Já na avaliação de Maíra Zapater, professora de direito penal da FGV-SP, o projeto tem falhas e pode manter impunes os casos mais frequentes —inclusive situações como a ocorrida no ônibus na Paulista.

 

“Onde vão as agressões sexuais que acontecem dentro dos ônibus, como as encoxadas, as passadas de mão, as masturbações em que o cara ejacula em cima da vítima? Entendo que há dificuldade de enquadrar nesse artigo.”

 

“E o que é ato libidoso? Está pensando só em masturbação ou em duas pessoas praticando um ato na presença de outro sem ele olhar?”

 

Para Zapater, uma alternativa seria inserir na tipificação do crime de estupro a possibilidade de redução de pena para casos em que não houve relação sexual.

 

“Então se tem relação sexual seja vaginal, anal, oral, mediante violência ou grave ameaça, é estupro com pena máxima.
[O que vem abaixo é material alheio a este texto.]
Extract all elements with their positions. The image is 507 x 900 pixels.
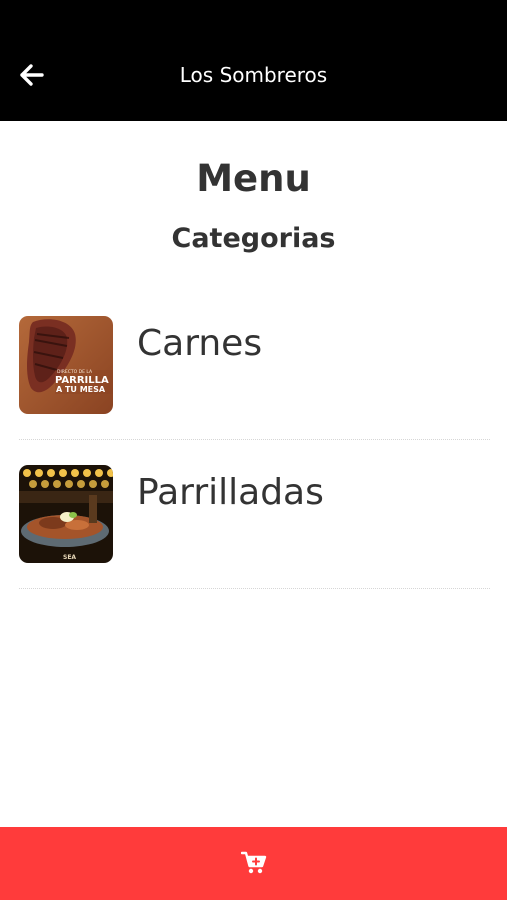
app-bar: Los Sombreros: [0, 0, 507, 121]
cart-plus-icon: [241, 851, 267, 874]
thumbnail-caption-line1: SEA: [63, 554, 76, 561]
category-list: DIRECTO DE LA PARRILLA A TU MESA Carnes: [19, 291, 490, 589]
category-label: Carnes: [137, 323, 263, 364]
cart-button[interactable]: [0, 827, 507, 900]
category-thumbnail: SEA: [19, 465, 113, 563]
thumbnail-caption-line2: A TU MESA: [56, 385, 106, 394]
category-item-carnes[interactable]: DIRECTO DE LA PARRILLA A TU MESA Carnes: [19, 291, 490, 440]
app-title: Los Sombreros: [179, 63, 328, 87]
screen: Los Sombreros Menu Categorias DIRECTO DE…: [0, 0, 507, 900]
category-label: Parrilladas: [137, 472, 324, 513]
category-item-parrilladas[interactable]: SEA Parrilladas: [19, 440, 490, 589]
section-title: Categorias: [171, 223, 336, 254]
page-title: Menu: [196, 157, 311, 200]
category-thumbnail: DIRECTO DE LA PARRILLA A TU MESA: [19, 316, 113, 414]
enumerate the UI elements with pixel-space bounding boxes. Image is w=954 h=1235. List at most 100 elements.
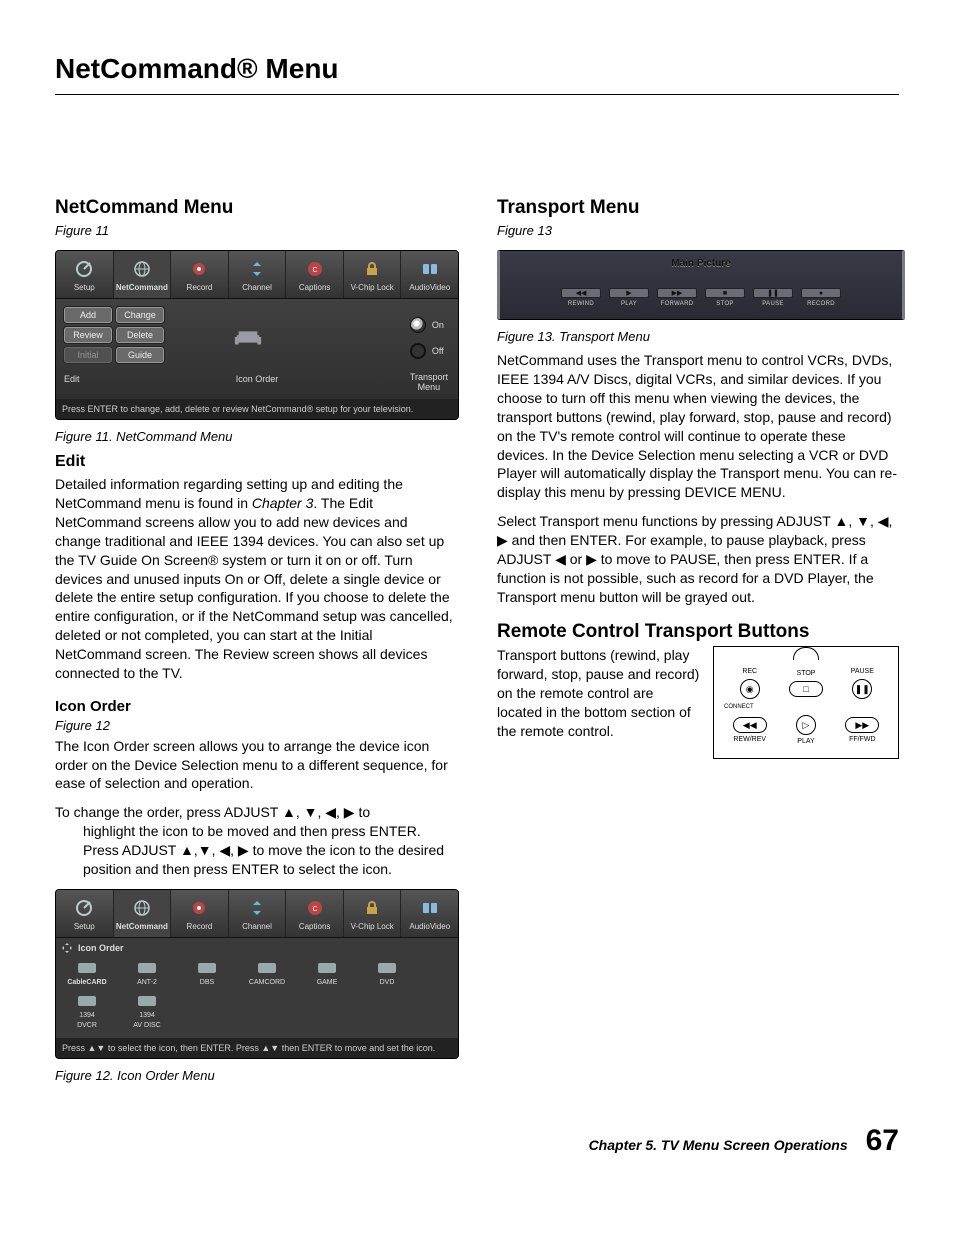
label-on: On: [432, 319, 444, 331]
ff-icon: ▶▶: [845, 717, 879, 733]
cc-icon: C: [288, 257, 341, 281]
device-cablecard: CableCARD: [64, 960, 110, 987]
figure11-btn-initial: Initial: [64, 347, 112, 363]
para-transport-2: Select Transport menu functions by press…: [497, 512, 899, 606]
tab-label: Setup: [58, 922, 111, 933]
tab-captions: C Captions: [286, 890, 344, 937]
lock-icon: [346, 896, 399, 920]
label-stop: STOP: [797, 669, 816, 678]
label-rew: REW/REV: [733, 735, 766, 744]
figure11-tabs: SetupNetCommandRecordChannelCCaptionsV-C…: [56, 251, 458, 299]
device-label: CableCARD: [64, 978, 110, 987]
figure12-tabs: SetupNetCommandRecordChannel C CaptionsV-C…: [56, 890, 458, 938]
tab-v-chip-lock: V-Chip Lock: [344, 251, 402, 298]
dish-icon: [58, 257, 111, 281]
footer-chapter: Chapter 5. TV Menu Screen Operations: [589, 1136, 848, 1155]
figure12-tip: Press ▲▼ to select the icon, then ENTER.…: [56, 1038, 458, 1058]
heading-netcommand-menu: NetCommand Menu: [55, 195, 457, 221]
page-footer: Chapter 5. TV Menu Screen Operations 67: [55, 1121, 899, 1162]
figure12-device-grid: CableCARDANT-2DBSCAMCORDGAMEDVD1394 DVCR…: [56, 956, 458, 1038]
footer-page-number: 67: [866, 1121, 899, 1162]
label-edit: Edit: [64, 373, 80, 385]
device-icon: [64, 960, 110, 976]
record-icon: [173, 257, 226, 281]
tab-label: Channel: [231, 922, 284, 933]
device-icon: [124, 993, 170, 1009]
device-dbs: DBS: [184, 960, 230, 987]
figure11-caption: Figure 11. NetCommand Menu: [55, 428, 457, 446]
rew-icon: ◀◀: [733, 717, 767, 733]
tab-record: Record: [171, 890, 229, 937]
arrows-icon: [62, 943, 72, 953]
transport-label: STOP: [705, 300, 745, 308]
remote-play: ▷ PLAY: [778, 715, 833, 746]
device-label: 1394 DVCR: [64, 1011, 110, 1030]
device-game: GAME: [304, 960, 350, 987]
tab-record: Record: [171, 251, 229, 298]
cc-icon: C: [288, 896, 341, 920]
tab-setup: Setup: [56, 890, 114, 937]
updown-icon: [231, 257, 284, 281]
transport-rewind: ◀◀REWIND: [561, 288, 601, 308]
tab-audiovideo: AudioVideo: [401, 890, 458, 937]
remote-diagram: REC ◉ STOP □ PAUSE ❚❚ CONNECT ◀◀: [713, 646, 899, 759]
transport-label: PAUSE: [753, 300, 793, 308]
tab-v-chip-lock: V-Chip Lock: [344, 890, 402, 937]
figure12-ref: Figure 12: [55, 717, 457, 735]
figure12-caption: Figure 12. Icon Order Menu: [55, 1067, 457, 1085]
rec-icon: ◉: [740, 679, 760, 699]
device-1394-dvcr: 1394 DVCR: [64, 993, 110, 1030]
tab-label: AudioVideo: [403, 283, 456, 294]
figure13-ref: Figure 13: [497, 222, 899, 240]
device-label: DBS: [184, 978, 230, 987]
transport-pause: ❚❚PAUSE: [753, 288, 793, 308]
device-label: ANT-2: [124, 978, 170, 987]
label-rec: REC: [742, 667, 757, 676]
figure11-button-col2: ChangeDeleteGuide: [116, 307, 164, 367]
heading-icon-order: Icon Order: [55, 697, 457, 717]
av-icon: [403, 896, 456, 920]
figure11-ref: Figure 11: [55, 222, 457, 240]
couch-icon: [233, 327, 263, 347]
transport-record: ●RECORD: [801, 288, 841, 308]
figure11-btn-delete: Delete: [116, 327, 164, 343]
transport-symbol: ■: [705, 288, 745, 298]
para-remote: Transport buttons (rewind, play forward,…: [497, 646, 717, 740]
device-label: 1394 AV DISC: [124, 1011, 170, 1030]
label-ff: FF/FWD: [849, 735, 875, 744]
tab-label: Captions: [288, 922, 341, 933]
remote-rew: ◀◀ REW/REV: [722, 717, 777, 744]
tab-netcommand: NetCommand: [114, 251, 172, 298]
tab-audiovideo: AudioVideo: [401, 251, 458, 298]
device-icon: [124, 960, 170, 976]
remote-ff: ▶▶ FF/FWD: [835, 717, 890, 744]
left-column: NetCommand Menu Figure 11 SetupNetComman…: [55, 195, 457, 1091]
figure12-subheader: Icon Order: [56, 938, 458, 956]
label-connect: CONNECT: [724, 703, 890, 711]
figure13-transportbox: Main Picture ◀◀REWIND▶PLAY▶▶FORWARD■STOP…: [497, 250, 905, 320]
device-icon: [184, 960, 230, 976]
remote-section: REC ◉ STOP □ PAUSE ❚❚ CONNECT ◀◀: [497, 646, 899, 759]
figure11-btn-guide: Guide: [116, 347, 164, 363]
tab-label: NetCommand: [116, 283, 169, 294]
remote-rec: REC ◉: [722, 667, 777, 698]
label-icon-order: Icon Order: [236, 373, 279, 385]
tab-label: Record: [173, 283, 226, 294]
page-title: NetCommand® Menu: [55, 50, 899, 88]
globe-icon: [116, 257, 169, 281]
device-camcord: CAMCORD: [244, 960, 290, 987]
remote-pause: PAUSE ❚❚: [835, 667, 890, 698]
right-column: Transport Menu Figure 13 Main Picture ◀◀…: [497, 195, 899, 1091]
figure11-menubox: SetupNetCommandRecordChannelCCaptionsV-C…: [55, 250, 459, 420]
device-ant-2: ANT-2: [124, 960, 170, 987]
dish-icon: [58, 896, 111, 920]
tab-netcommand: NetCommand: [114, 890, 172, 937]
figure11-btn-add: Add: [64, 307, 112, 323]
figure11-btn-review: Review: [64, 327, 112, 343]
figure12-menubox: SetupNetCommandRecordChannel C CaptionsV-C…: [55, 889, 459, 1059]
device-1394-av-disc: 1394 AV DISC: [124, 993, 170, 1030]
steps-lead: To change the order, press ADJUST ▲, ▼, …: [55, 804, 370, 820]
figure12-panel: Icon Order CableCARDANT-2DBSCAMCORDGAMED…: [56, 938, 458, 1038]
transport-forward: ▶▶FORWARD: [657, 288, 697, 308]
figure11-button-col1: Add Review Initial: [64, 307, 112, 367]
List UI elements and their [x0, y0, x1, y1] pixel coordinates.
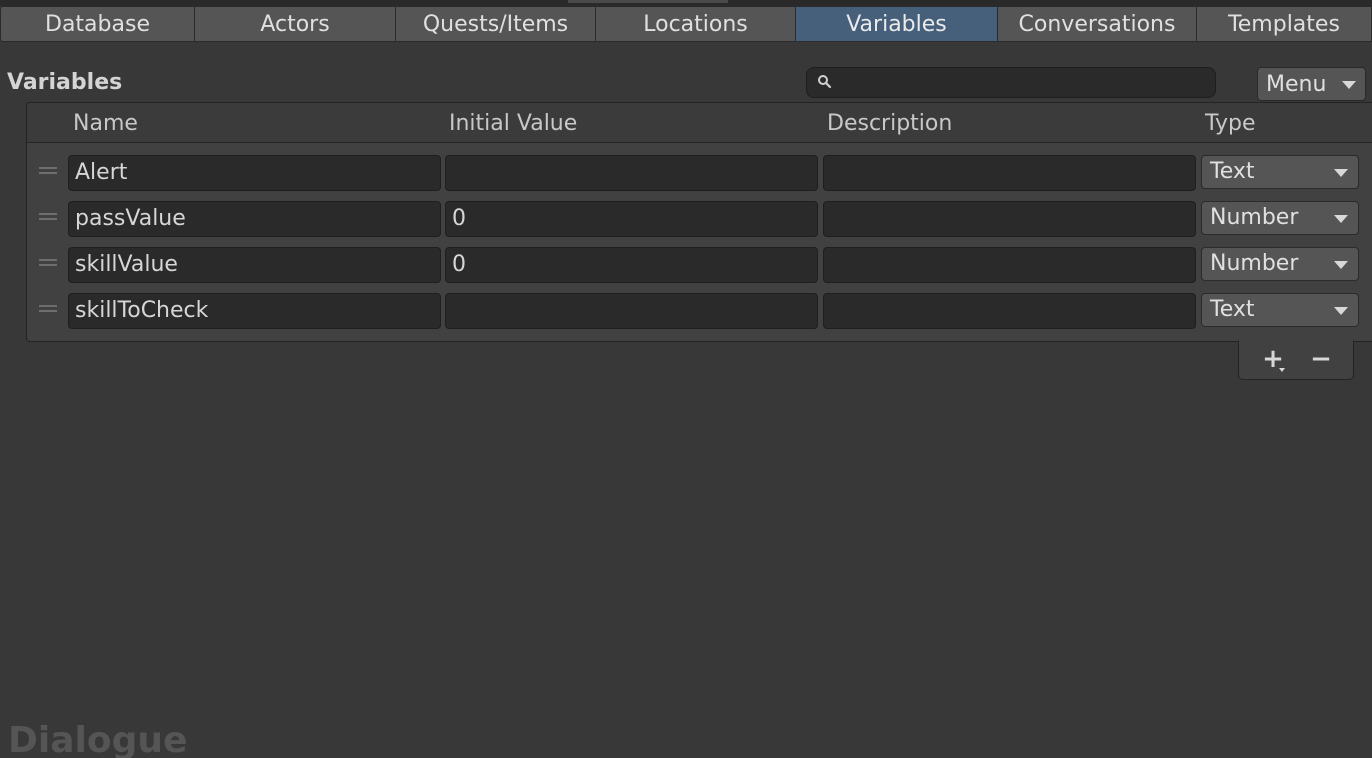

Qualquer outro contato também é estupro, mas com pena reduzida”, diz. “O cara que passa a mão na mulher na rua pode ser caso de estupro com pena reduzida.”

 

Já a advogada criminalista e procuradora de Justiça aposentada, Luiza Nagib Eluf, diz não ver problemas na definição sugerida no projeto. 

 

“Não acho que precisa ser tão detalhista. Ele vai abranger as situações para as quais a lei penal hoje não prevê punição”, afirma. Para ela, a possibilidade de tornar crime a importunação sexual pode ajudar a coibir a prática.

 

Ela diz, porém, que é preciso mais do que apenas alterar a lei para que tais casos deixem de ocorrer. “A lei é boa e deve ser aprovada. Mas outras medidas precisam ser tomadas. Precisamos ter políticas públicas mais incisivas, e levar o debate para as escolas.”

 

Zapater concorda. “Lei penal não previne. Essa redação da lei é para resolver a pena do acusado, mas não a vida das mulheres. É preciso pensar em educação sobre gênero, para que as pessoas aprendam que você não pode tocar no corpo de uma mulher sem ela querer”, avalia.